Читаем Литературная память Швейцарии. Прошлое и настоящее полностью

Именно к сфере социальной диагностики относится второе значительное достижение этого романа. В романе есть убийство и есть преступник, но нет единственного злодея, после устранения которого целое снова могло бы стать здоровым. Поиски правды, осуществляемые вахмистром Штудером, приводят не столько к обнаружению «плохих людей», сколько к осознанию экономического упадка — кризиса 1930 года — как определяющего для всех событий фона. При этом обнаруживается и характерная для Швейцарии властная надстройка, основанная, снизу доверху, на тесных личных контактах, на переплетении отношений между официальными представителями каких-то организаций и просто влиятельными лицами, между бургомистрами, парламентариями, банковскими советниками, высшими офицерами; часто чиновники сосредотачивают в своих руках по нескольку должностей, они связаны взаимными коллегиальными обязательствами. Они помогают друг другу без лишних слов, такая помощь надежна и осуществляется «из-под полы». А расплачиваться за всё, в случае конфликтных ситуаций, приходится маленьким людям: именно они становятся «козлами отпущения», прикрывающими неблаговидные поступки уважаемых граждан. Ни один швейцарский автор, кроме Глаузера, не сумел поставить этой ситуации столь точный диагноз, подкрепленный подлинно демократическим гуманизмом; не сумел даже Дюрренматт, хотя, основываясь на опыте Глаузера, он разработал свой вариант образа Штуцера — образ комиссара Берлаха. Глаузер — человек острого ума, интеллектуал — больше половины жизни провел среди мелких преступников: людей, со всех точек зрения, убогих; он, как и они, неоднократно представал перед судом и оказывался за стенами исправительных заведений — но при этом обладал совершенно иными, чем у них, знаниями о мире и о себе. Потому он и умел с такой проницательностью вскрывать взаимосвязи между экономикой и моралью.

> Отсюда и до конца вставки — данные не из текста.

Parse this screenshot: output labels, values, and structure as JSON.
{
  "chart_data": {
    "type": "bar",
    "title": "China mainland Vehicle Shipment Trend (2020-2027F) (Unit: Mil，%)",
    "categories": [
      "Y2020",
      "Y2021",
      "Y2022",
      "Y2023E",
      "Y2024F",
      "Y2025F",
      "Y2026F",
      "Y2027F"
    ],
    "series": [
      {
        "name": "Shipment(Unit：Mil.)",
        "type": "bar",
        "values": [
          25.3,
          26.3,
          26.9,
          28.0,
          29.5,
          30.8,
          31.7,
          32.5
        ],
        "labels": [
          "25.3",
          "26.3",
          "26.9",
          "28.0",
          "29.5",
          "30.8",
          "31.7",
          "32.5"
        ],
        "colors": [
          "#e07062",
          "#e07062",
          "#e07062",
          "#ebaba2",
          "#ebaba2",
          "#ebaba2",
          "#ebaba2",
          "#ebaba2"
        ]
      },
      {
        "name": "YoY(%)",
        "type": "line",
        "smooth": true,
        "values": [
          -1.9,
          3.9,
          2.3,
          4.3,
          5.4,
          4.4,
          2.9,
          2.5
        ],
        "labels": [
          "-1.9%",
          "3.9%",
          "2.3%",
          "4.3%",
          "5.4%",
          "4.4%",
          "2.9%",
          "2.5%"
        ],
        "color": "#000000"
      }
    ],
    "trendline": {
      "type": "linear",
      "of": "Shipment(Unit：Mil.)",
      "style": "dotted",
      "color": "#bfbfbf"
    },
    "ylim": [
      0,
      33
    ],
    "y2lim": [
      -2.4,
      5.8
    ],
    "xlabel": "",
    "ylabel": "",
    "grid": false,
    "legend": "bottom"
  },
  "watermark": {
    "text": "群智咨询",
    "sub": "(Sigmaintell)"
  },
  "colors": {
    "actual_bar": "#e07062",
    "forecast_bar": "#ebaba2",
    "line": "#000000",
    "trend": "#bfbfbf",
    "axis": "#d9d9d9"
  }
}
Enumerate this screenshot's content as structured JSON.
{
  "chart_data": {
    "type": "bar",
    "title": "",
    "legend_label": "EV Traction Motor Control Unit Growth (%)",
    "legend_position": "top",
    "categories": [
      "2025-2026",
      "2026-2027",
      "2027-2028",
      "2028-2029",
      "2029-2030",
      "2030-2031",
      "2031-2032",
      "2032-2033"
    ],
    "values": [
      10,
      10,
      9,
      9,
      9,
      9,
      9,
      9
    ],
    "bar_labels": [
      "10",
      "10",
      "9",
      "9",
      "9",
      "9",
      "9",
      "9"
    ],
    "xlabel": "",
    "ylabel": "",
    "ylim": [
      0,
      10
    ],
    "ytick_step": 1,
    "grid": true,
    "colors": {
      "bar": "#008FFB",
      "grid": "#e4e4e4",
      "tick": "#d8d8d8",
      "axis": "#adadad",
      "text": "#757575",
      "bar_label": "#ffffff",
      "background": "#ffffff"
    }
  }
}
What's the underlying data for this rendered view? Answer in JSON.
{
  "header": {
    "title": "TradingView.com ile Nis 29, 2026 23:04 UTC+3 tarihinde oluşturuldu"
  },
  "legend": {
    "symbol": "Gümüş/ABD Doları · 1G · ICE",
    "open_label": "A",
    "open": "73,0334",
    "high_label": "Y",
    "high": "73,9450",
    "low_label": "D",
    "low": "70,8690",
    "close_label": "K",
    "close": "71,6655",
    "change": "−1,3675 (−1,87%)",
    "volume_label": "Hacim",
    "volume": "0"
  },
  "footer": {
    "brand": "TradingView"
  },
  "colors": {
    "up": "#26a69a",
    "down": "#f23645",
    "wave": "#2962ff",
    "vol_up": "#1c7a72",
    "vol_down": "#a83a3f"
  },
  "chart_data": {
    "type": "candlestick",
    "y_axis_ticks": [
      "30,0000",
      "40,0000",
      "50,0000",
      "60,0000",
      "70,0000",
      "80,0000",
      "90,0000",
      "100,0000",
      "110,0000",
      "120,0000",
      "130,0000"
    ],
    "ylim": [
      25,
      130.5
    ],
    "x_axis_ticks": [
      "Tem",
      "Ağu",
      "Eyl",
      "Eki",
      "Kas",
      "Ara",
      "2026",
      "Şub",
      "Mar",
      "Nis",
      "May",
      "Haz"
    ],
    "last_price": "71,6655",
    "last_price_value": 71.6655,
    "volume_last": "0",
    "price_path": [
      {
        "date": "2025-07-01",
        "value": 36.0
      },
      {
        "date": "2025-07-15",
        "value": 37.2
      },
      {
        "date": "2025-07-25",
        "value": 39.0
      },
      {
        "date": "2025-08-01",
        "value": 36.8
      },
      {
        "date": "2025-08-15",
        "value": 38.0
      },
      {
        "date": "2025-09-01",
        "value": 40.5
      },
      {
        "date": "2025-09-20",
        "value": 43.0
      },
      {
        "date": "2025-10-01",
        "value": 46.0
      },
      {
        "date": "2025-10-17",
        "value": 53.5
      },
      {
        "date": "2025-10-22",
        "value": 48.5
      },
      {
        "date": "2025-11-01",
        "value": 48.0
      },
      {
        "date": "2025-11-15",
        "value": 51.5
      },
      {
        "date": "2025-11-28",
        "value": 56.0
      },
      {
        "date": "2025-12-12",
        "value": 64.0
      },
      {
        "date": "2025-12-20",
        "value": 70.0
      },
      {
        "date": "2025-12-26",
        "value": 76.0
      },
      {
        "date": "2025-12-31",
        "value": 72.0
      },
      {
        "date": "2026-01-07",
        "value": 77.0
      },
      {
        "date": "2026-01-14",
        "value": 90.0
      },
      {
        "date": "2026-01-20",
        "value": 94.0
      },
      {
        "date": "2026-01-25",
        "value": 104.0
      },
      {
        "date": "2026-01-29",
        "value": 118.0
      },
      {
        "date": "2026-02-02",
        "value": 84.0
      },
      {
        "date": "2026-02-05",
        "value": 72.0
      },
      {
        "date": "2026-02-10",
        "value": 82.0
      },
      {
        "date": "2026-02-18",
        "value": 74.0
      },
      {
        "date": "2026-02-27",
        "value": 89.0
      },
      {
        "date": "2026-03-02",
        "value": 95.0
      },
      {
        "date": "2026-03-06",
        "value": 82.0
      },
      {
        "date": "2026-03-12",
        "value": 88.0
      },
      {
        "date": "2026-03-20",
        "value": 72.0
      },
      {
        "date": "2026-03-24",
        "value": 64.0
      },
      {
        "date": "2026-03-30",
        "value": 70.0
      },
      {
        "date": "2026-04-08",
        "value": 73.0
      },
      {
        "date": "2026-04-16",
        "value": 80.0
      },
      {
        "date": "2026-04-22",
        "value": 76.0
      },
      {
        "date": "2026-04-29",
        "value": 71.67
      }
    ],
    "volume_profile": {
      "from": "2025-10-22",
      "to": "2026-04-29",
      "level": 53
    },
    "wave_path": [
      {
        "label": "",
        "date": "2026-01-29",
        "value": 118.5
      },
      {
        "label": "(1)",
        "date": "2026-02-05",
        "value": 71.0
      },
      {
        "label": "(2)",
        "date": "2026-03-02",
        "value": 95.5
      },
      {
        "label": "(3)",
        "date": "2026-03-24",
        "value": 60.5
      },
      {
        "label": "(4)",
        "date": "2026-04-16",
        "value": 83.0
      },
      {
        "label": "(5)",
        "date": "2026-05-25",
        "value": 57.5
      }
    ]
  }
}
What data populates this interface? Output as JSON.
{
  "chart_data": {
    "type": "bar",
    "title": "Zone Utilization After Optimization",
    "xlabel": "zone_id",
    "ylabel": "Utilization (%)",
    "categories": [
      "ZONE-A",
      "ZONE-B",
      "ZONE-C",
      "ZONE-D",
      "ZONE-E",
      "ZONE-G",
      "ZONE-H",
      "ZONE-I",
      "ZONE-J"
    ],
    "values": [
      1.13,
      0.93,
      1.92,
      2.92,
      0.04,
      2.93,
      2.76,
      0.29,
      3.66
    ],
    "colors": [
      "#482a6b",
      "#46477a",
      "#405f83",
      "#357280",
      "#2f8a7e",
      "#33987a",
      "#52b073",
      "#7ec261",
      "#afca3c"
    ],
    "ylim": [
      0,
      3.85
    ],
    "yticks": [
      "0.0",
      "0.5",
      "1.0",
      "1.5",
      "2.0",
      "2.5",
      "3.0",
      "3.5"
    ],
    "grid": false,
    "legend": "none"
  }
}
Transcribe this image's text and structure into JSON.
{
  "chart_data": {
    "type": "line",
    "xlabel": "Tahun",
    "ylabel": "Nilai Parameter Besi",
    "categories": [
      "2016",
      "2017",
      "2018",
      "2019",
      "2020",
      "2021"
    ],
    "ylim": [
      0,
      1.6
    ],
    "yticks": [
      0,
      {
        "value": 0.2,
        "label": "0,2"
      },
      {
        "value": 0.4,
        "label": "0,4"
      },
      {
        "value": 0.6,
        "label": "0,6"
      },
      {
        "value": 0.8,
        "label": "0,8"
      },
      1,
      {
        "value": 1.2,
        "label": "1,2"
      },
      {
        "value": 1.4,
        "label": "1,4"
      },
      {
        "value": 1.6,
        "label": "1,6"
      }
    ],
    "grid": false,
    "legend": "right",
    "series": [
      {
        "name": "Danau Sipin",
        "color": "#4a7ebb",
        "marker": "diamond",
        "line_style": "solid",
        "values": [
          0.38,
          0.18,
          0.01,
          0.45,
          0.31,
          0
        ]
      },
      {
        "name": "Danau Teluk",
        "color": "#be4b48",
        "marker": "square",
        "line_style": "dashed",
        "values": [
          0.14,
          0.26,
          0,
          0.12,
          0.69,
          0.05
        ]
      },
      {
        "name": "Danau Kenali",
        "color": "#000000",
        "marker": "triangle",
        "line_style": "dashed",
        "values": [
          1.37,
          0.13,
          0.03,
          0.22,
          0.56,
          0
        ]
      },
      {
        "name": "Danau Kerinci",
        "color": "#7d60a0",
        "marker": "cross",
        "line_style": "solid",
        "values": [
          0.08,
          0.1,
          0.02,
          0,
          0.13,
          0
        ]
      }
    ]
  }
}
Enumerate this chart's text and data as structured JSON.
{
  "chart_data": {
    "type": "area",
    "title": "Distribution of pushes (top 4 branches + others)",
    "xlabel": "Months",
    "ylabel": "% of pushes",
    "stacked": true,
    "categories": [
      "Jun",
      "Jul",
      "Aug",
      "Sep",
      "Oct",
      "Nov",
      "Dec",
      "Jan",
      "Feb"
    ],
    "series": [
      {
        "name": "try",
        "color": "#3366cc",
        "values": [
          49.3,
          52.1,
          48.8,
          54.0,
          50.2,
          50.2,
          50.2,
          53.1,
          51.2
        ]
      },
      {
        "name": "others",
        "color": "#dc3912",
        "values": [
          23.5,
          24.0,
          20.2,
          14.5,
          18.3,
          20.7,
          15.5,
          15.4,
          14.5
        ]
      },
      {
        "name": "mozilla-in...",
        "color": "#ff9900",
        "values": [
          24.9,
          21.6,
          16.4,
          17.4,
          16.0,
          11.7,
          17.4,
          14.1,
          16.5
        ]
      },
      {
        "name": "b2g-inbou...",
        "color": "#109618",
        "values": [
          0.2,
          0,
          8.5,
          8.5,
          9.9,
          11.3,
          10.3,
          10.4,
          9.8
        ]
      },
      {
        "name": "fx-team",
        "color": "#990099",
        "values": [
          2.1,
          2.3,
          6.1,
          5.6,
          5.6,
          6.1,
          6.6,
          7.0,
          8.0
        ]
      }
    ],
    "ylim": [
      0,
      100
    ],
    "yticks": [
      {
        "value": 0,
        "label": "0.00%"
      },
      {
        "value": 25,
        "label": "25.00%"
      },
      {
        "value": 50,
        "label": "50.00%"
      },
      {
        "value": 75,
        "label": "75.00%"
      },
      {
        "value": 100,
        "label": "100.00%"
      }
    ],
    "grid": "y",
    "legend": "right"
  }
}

Это можно отчетливо увидеть, рассмотрев сюжетный каркас романа. В самом начале мы узнаем, что следствие выполнило свою задачу, личность убийцы официальным инстанциям известна: им оказался парень, который в прошлом уже совершил несколько преступлений и имеет за плечами соответствующие сроки отсидки, то есть маргинал, «от которого можно ждать чего угодно». Но на самом деле преступление совершил другой человек, о котором никто бы такого не подумал: один из влиятельных горожан, имеющих связи в столице. Задолго до того, как это становится очевидным, на Штуцера начинают оказывать давление: он, мол, должен перестать сомневаться в виновности первого подозреваемого и наконец закрыть дело. Уже одно только предположение сыщика, что в следственных материалах что-то не состыкуется, вызывает раздражение у его начальства.

Штуцер в конце концов восстанавливает справедливость, но своеобразным манером: он не заводит нового уголовного дела. Он дает настоящему убийце возможность покончить с собой, а свое знание о случившемся оставляет при себе. Потому что не хочет, чтобы кто-то еще, из замешанных, пострадал без особой нужды. Фасады тоже остаются, какими были. Сыщик Штуцер — не революционер. Его представления о справедливости радикальны, но на практике он применяет их как прагматик. Когда речь идет о политике, он за то, чтобы, так сказать, ставить заплаты, а не сразу сносить фасады. Такая позиция лишена блеска и пафоса, зато гуманна. Постоянное штопанье дыр — обычная плата за демократию. Демократия воздерживается от доктрины решительного действия (эстетически всегда более эффектной) и ненавязчиво, ежедневно соглашаясь на компромиссы, пытается обеспечить ежедневное выживание своих граждан. В 1936 году, когда вышел в свет роман о вахмистре Штудере, эта мысль была особенно актуальной.

СТРАХ ПЕРЕД СОВЕРШЕНСТВОМ. К 100-летию со дня рождения Макса Фриша

Макс Фриш был, можно сказать, ранен идеей совершенства, как библейские пророки — божественным откровением. Это сравнение вовсе не надуманное. Потому что просветитель Фриш присоединился к основополагающему достижению мыслителей эпохи Просвещения. Они объявили устроение рая задачей, стоящей перед человечеством, и, соответственно, упразднили представление о потустороннем аспекте совершенства. Прежде люди еще как-то справлялись с земным кавардаком, уповая на лучшее будущее, которое наступит когда-нибудь. Теперь они сами несут ответственность за то и другое: и за кавардак, и за совершенство. Одни передают эту ответственность коллективу: нации, или тайному обществу, или Социалистическому интернационалу. Другие распределяют ее между всеми. Так поступают сторонники классического либерализма, полагающие, что у каждого человека есть неотчуждаемое право на the pursuit of happiness[233] — право стремиться, на собственный страх и риск, к счастью.